Parting with a large sum is daunting, and customers often need a transparent cost analysis to consider how purchases can fit into their budgets. Encourage customers to think about the cost at its lowest denomination. For a budget-conscious buyer, a $200 annual membership sounds more appealing when you emphasize the monthly cost of $17 or the daily cost of 55 cents.

When selling an expensive product that customers typically use for years, emphasize how the longevity of the product saves money. For example, a $450 set of dining chairs with a five-year manufacturer warranty equals a worthwhile investment of $90 a year or 24 cents a day. Describe how much use customers can get out of your product, especially if it can maintain good quality long after any coverage expires.
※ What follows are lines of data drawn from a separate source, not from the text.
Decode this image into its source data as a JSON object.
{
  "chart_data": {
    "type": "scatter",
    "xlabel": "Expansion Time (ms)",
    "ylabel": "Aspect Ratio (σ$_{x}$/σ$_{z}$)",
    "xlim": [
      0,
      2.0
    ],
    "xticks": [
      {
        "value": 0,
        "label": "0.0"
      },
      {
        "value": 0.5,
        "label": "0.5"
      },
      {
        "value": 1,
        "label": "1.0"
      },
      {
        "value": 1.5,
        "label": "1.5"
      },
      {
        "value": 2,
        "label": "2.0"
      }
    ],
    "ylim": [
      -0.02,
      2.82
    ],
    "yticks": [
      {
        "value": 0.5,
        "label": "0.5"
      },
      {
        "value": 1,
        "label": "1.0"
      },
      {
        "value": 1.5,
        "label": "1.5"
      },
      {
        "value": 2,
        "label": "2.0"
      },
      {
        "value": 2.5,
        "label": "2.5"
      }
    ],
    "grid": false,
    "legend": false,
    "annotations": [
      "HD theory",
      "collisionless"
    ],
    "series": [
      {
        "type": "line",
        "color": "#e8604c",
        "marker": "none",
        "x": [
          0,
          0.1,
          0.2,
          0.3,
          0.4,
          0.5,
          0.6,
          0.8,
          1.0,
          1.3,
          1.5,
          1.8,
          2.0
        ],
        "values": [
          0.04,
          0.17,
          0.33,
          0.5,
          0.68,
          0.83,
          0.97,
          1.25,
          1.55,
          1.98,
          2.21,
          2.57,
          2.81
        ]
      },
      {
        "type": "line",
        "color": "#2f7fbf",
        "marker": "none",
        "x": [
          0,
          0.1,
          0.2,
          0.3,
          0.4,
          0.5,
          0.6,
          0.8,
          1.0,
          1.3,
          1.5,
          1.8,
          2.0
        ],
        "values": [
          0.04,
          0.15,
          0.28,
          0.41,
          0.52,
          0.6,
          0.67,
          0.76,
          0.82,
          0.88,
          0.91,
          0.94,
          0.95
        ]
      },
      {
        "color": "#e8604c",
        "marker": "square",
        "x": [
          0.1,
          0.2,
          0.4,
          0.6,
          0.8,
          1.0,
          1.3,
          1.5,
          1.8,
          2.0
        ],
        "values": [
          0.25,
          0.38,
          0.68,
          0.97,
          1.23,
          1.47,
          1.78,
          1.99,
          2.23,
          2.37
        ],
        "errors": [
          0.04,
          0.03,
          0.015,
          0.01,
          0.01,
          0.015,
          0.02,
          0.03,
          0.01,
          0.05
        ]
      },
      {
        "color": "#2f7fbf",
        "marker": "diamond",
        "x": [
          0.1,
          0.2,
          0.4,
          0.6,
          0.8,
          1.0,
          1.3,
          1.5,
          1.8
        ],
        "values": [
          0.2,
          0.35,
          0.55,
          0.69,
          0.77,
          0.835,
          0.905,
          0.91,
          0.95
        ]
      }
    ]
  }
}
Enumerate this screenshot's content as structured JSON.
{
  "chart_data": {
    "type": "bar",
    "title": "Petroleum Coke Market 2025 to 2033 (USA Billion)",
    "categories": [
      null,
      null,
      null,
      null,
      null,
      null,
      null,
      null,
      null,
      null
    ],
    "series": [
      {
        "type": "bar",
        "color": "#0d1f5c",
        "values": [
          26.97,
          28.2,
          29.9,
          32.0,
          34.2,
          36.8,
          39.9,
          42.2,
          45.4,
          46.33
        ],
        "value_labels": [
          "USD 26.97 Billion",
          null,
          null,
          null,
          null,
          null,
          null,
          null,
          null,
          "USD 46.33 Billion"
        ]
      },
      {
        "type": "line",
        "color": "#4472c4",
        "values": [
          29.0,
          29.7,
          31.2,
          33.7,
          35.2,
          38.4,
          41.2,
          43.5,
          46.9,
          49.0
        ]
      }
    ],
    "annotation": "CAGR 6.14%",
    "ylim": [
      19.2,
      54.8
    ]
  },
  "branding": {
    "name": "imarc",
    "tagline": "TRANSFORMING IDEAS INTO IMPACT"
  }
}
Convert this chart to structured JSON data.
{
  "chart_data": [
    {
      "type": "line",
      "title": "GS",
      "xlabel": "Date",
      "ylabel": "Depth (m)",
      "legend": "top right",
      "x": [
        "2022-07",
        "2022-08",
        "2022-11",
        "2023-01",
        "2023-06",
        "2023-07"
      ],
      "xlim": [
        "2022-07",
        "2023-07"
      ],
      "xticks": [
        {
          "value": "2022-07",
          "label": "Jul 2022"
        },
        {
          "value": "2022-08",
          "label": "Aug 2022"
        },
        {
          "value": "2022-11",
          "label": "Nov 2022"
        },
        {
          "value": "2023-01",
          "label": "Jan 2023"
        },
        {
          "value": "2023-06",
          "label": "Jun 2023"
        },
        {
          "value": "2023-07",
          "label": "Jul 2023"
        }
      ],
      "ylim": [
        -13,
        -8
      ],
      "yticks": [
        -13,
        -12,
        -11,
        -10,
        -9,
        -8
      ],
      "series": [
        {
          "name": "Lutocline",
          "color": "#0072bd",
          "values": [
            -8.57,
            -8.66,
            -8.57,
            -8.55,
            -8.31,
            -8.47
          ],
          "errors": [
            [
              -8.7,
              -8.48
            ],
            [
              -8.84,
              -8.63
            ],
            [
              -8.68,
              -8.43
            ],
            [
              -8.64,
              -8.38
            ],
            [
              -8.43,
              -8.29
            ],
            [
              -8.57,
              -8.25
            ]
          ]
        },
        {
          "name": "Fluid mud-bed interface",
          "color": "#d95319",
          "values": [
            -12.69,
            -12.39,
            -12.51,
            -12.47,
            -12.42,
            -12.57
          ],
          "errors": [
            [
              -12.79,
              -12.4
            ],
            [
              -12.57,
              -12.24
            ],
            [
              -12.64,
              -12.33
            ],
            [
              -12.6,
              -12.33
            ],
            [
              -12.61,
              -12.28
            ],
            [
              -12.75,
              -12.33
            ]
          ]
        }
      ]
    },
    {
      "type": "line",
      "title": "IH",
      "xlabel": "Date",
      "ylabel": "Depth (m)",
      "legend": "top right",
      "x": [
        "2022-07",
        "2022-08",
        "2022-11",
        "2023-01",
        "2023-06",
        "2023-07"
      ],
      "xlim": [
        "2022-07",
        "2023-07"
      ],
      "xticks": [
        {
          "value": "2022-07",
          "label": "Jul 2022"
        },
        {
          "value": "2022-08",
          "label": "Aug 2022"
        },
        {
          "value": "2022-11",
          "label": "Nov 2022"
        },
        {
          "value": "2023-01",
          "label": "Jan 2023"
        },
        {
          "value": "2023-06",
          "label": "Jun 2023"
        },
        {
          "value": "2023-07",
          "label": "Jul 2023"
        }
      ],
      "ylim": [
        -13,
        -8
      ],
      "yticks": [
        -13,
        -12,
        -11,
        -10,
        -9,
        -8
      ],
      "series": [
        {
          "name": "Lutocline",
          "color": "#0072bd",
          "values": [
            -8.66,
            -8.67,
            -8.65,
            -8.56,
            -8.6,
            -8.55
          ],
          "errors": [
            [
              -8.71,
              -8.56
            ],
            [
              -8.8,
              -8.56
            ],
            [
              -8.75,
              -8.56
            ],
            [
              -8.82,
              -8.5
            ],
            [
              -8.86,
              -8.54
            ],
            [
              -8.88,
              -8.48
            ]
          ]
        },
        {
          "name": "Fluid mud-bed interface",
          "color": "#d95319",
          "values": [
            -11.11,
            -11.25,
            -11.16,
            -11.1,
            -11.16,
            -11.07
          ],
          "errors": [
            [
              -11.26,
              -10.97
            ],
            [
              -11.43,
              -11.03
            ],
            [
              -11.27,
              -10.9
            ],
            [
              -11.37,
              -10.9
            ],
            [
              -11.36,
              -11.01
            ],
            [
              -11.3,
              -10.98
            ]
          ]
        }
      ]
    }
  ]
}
4. Clarify Customer Expectations

Keep in mind, some customers are trying your type of product for the first time, which means they don't have an accurate idea of what it should cost. Others are shopping around and finding lower prices. Respond with, "It makes sense to look for the best deal. What would you expect to pay for this product? What is off-putting about this price?" This sales pitch prompts clients to consider what individual product features offer and how they add more value to the complete solution. You also gain the perfect opportunity to differentiate your value proposition if the customer is comparing you to competitors.

A good sales pitch can be easily adapted to overcome common points of resistance. Understanding what motivates your target clients can help you anticipate their objections and keep your conversion rate climbing.